Neural Radiance Fields (NeRF) have revolutionized 3D computer vision and graphics, facilitating novel view synthesis and influencing sectors like extended reality and e-commerce. However, NeRF's dependence on extensive data collection, including sensitive scene image data, introduces significant privacy risks when users upload this data for model training. To address this concern, we first propose SplitNeRF, a training framework that incorporates split learning (SL) techniques to enable privacy-preserving collaborative model training between clients and servers without sharing local data. Despite its benefits, we identify vulnerabilities in SplitNeRF by developing two attack methods, Surrogate Model Attack and Scene-aided Surrogate Model Attack, which exploit the shared gradient data and a few leaked scene images to reconstruct private scene information. To counter these threats, we introduce $S^2$NeRF, secure SplitNeRF that integrates effective defense mechanisms. By introducing decaying noise related to the gradient norm into the shared gradient information, $S^2$NeRF preserves privacy while maintaining a high utility of the NeRF model. Our extensive evaluations across multiple datasets demonstrate the effectiveness of $S^2$NeRF against privacy breaches, confirming its viability for secure NeRF training in sensitive applications.

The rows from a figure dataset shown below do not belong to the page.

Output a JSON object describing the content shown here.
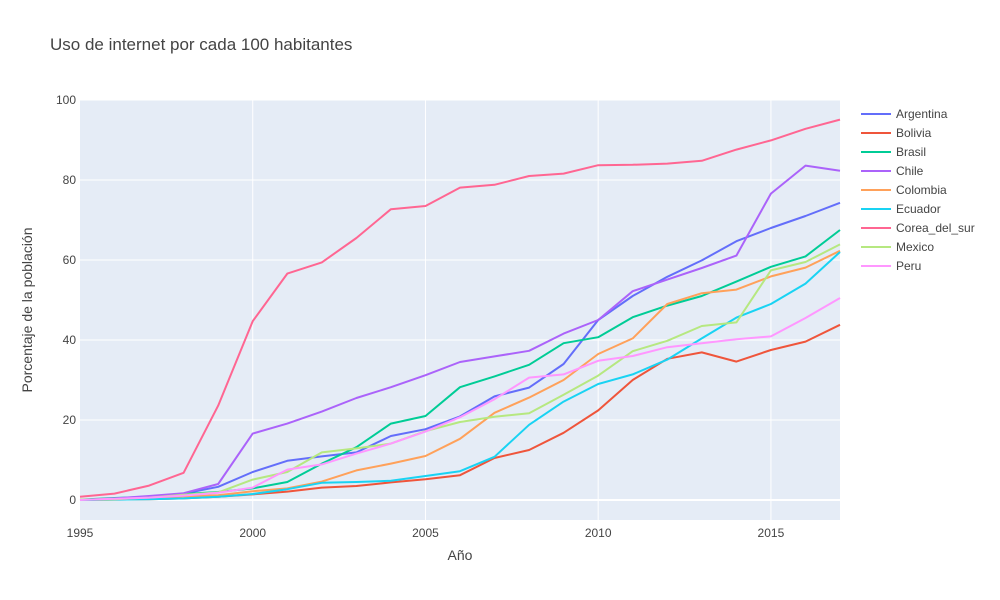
{
  "chart_data": {
    "type": "line",
    "title": "Uso de internet por cada 100 habitantes",
    "xlabel": "Año",
    "ylabel": "Porcentaje de la población",
    "xlim": [
      1995,
      2017
    ],
    "ylim": [
      -5,
      100
    ],
    "xticks": [
      1995,
      2000,
      2005,
      2010,
      2015
    ],
    "yticks": [
      0,
      20,
      40,
      60,
      80,
      100
    ],
    "grid": true,
    "legend_position": "top-right",
    "x": [
      1995,
      1996,
      1997,
      1998,
      1999,
      2000,
      2001,
      2002,
      2003,
      2004,
      2005,
      2006,
      2007,
      2008,
      2009,
      2010,
      2011,
      2012,
      2013,
      2014,
      2015,
      2016,
      2017
    ],
    "series": [
      {
        "name": "Argentina",
        "color": "#636efa",
        "values": [
          0.1,
          0.3,
          0.9,
          1.6,
          3.3,
          7.0,
          9.8,
          10.9,
          11.9,
          16.0,
          17.7,
          20.9,
          25.9,
          28.1,
          34.0,
          45.0,
          51.0,
          55.8,
          59.9,
          64.7,
          68.0,
          71.0,
          74.3
        ]
      },
      {
        "name": "Bolivia",
        "color": "#ef553b",
        "values": [
          0.0,
          0.1,
          0.2,
          0.4,
          0.8,
          1.4,
          2.1,
          3.1,
          3.5,
          4.4,
          5.2,
          6.2,
          10.5,
          12.5,
          16.8,
          22.4,
          30.0,
          35.3,
          36.9,
          34.6,
          37.5,
          39.6,
          43.8
        ]
      },
      {
        "name": "Brasil",
        "color": "#00cc96",
        "values": [
          0.1,
          0.5,
          0.8,
          1.5,
          2.0,
          2.9,
          4.5,
          9.1,
          13.2,
          19.1,
          21.0,
          28.2,
          30.9,
          33.8,
          39.2,
          40.7,
          45.7,
          48.6,
          51.0,
          54.6,
          58.3,
          60.9,
          67.5
        ]
      },
      {
        "name": "Chile",
        "color": "#ab63fa",
        "values": [
          0.0,
          0.4,
          1.0,
          1.7,
          4.0,
          16.6,
          19.1,
          22.1,
          25.5,
          28.2,
          31.2,
          34.5,
          35.9,
          37.3,
          41.6,
          45.0,
          52.2,
          55.1,
          58.0,
          61.1,
          76.6,
          83.6,
          82.3
        ]
      },
      {
        "name": "Colombia",
        "color": "#ffa15a",
        "values": [
          0.1,
          0.2,
          0.5,
          0.9,
          1.2,
          2.2,
          2.9,
          4.6,
          7.4,
          9.1,
          11.0,
          15.3,
          21.8,
          25.6,
          30.0,
          36.5,
          40.4,
          49.0,
          51.7,
          52.6,
          55.9,
          58.1,
          62.3
        ]
      },
      {
        "name": "Ecuador",
        "color": "#19d3f3",
        "values": [
          0.0,
          0.1,
          0.2,
          0.4,
          0.8,
          1.5,
          2.7,
          4.3,
          4.5,
          4.8,
          6.0,
          7.2,
          10.8,
          18.8,
          24.6,
          29.0,
          31.4,
          35.1,
          40.4,
          45.6,
          49.0,
          54.1,
          62.0
        ]
      },
      {
        "name": "Corea_del_sur",
        "color": "#ff6692",
        "values": [
          0.8,
          1.6,
          3.6,
          6.8,
          23.6,
          44.7,
          56.6,
          59.4,
          65.5,
          72.7,
          73.5,
          78.1,
          78.8,
          81.0,
          81.6,
          83.7,
          83.8,
          84.1,
          84.8,
          87.6,
          89.9,
          92.8,
          95.1
        ]
      },
      {
        "name": "Mexico",
        "color": "#b6e880",
        "values": [
          0.1,
          0.2,
          0.6,
          1.3,
          1.9,
          5.1,
          7.0,
          11.9,
          12.9,
          14.1,
          17.2,
          19.5,
          20.8,
          21.7,
          26.3,
          31.1,
          37.2,
          39.8,
          43.5,
          44.4,
          57.4,
          59.5,
          63.9
        ]
      },
      {
        "name": "Peru",
        "color": "#ff97ff",
        "values": [
          0.0,
          0.3,
          0.6,
          1.1,
          1.8,
          3.1,
          7.6,
          8.9,
          11.6,
          14.1,
          17.1,
          20.7,
          25.2,
          30.6,
          31.4,
          34.8,
          36.0,
          38.2,
          39.2,
          40.2,
          40.9,
          45.5,
          50.5
        ]
      }
    ]
  }
}
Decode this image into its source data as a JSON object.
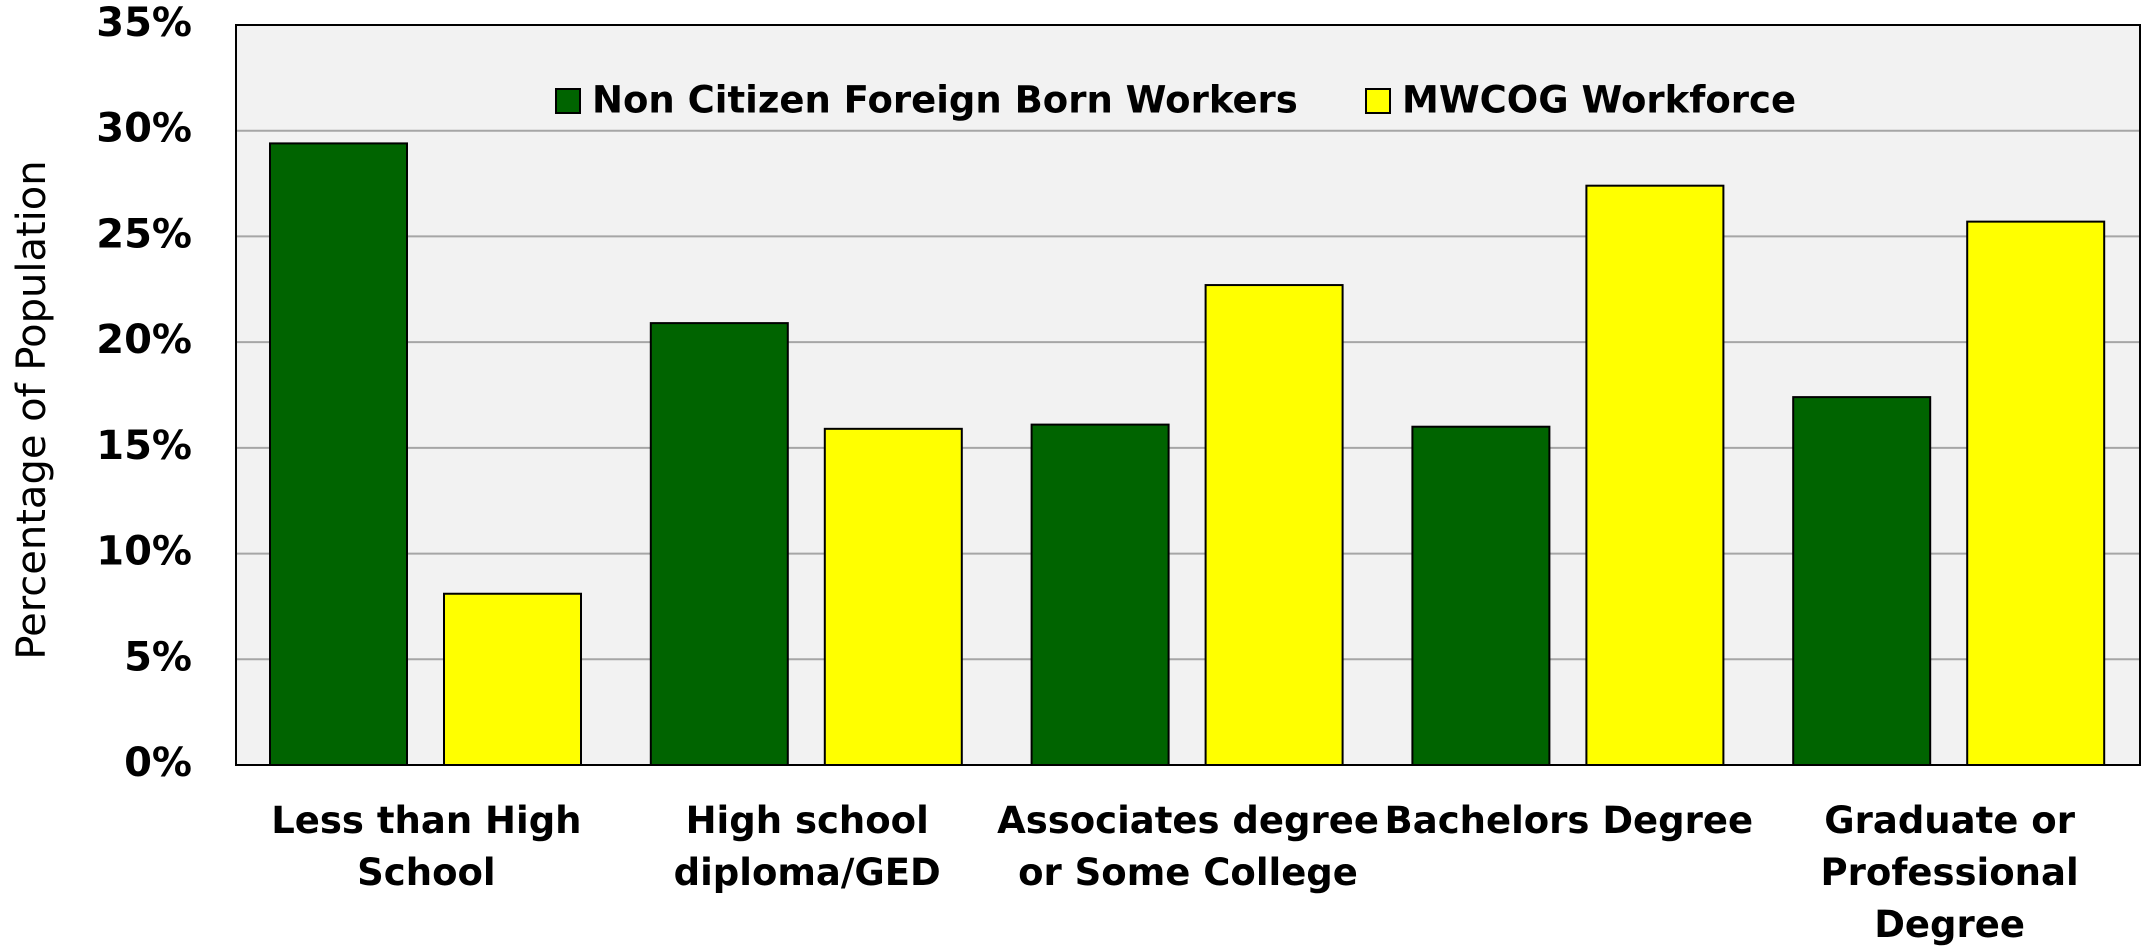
{
  "chart_data": {
    "type": "bar",
    "y_axis_label": "Percentage of Population",
    "categories": [
      "Less than High School",
      "High school diploma/GED",
      "Associates degree or Some College",
      "Bachelors Degree",
      "Graduate or Professional Degree"
    ],
    "series": [
      {
        "name": "Non Citizen Foreign Born Workers",
        "color": "#006400",
        "values": [
          29.4,
          20.9,
          16.1,
          16.0,
          17.4
        ]
      },
      {
        "name": "MWCOG Workforce",
        "color": "#ffff00",
        "values": [
          8.1,
          15.9,
          22.7,
          27.4,
          25.7
        ]
      }
    ],
    "ylim": [
      0,
      35
    ],
    "yticks": [
      {
        "value": 0,
        "label": "0%"
      },
      {
        "value": 5,
        "label": "5%"
      },
      {
        "value": 10,
        "label": "10%"
      },
      {
        "value": 15,
        "label": "15%"
      },
      {
        "value": 20,
        "label": "20%"
      },
      {
        "value": 25,
        "label": "25%"
      },
      {
        "value": 30,
        "label": "30%"
      },
      {
        "value": 35,
        "label": "35%"
      }
    ],
    "grid": true
  }
}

翻译：神经辐射场（NeRF）彻底改变了三维计算机视觉与图形学领域，促进了新视角合成，并对扩展现实和电子商务等行业产生了深远影响。然而，NeRF依赖于包括敏感场景图像数据在内的大规模数据收集，当用户上传这些数据进行模型训练时，会带来重大的隐私风险。为解决这一问题，我们首先提出了SplitNeRF，这是一个结合了分割学习（SL）技术的训练框架，能够在客户端与服务器之间实现不共享本地数据的隐私保护协作模型训练。尽管具有优势，我们通过开发两种攻击方法——代理模型攻击和场景辅助代理模型攻击，发现了SplitNeRF的脆弱性。这些攻击利用共享的梯度数据和少量泄露的场景图像来重建私有场景信息。为应对这些威胁，我们引入了$S^2$NeRF，即安全的SplitNeRF，它集成了有效的防御机制。通过在共享梯度信息中引入与梯度范数相关的衰减噪声，$S^2$NeRF在保护隐私的同时，保持了NeRF模型的高可用性。我们在多个数据集上的广泛评估证明了$S^2$NeRF在抵御隐私泄露方面的有效性，确认了其在敏感应用中实现安全NeRF训练的可行性。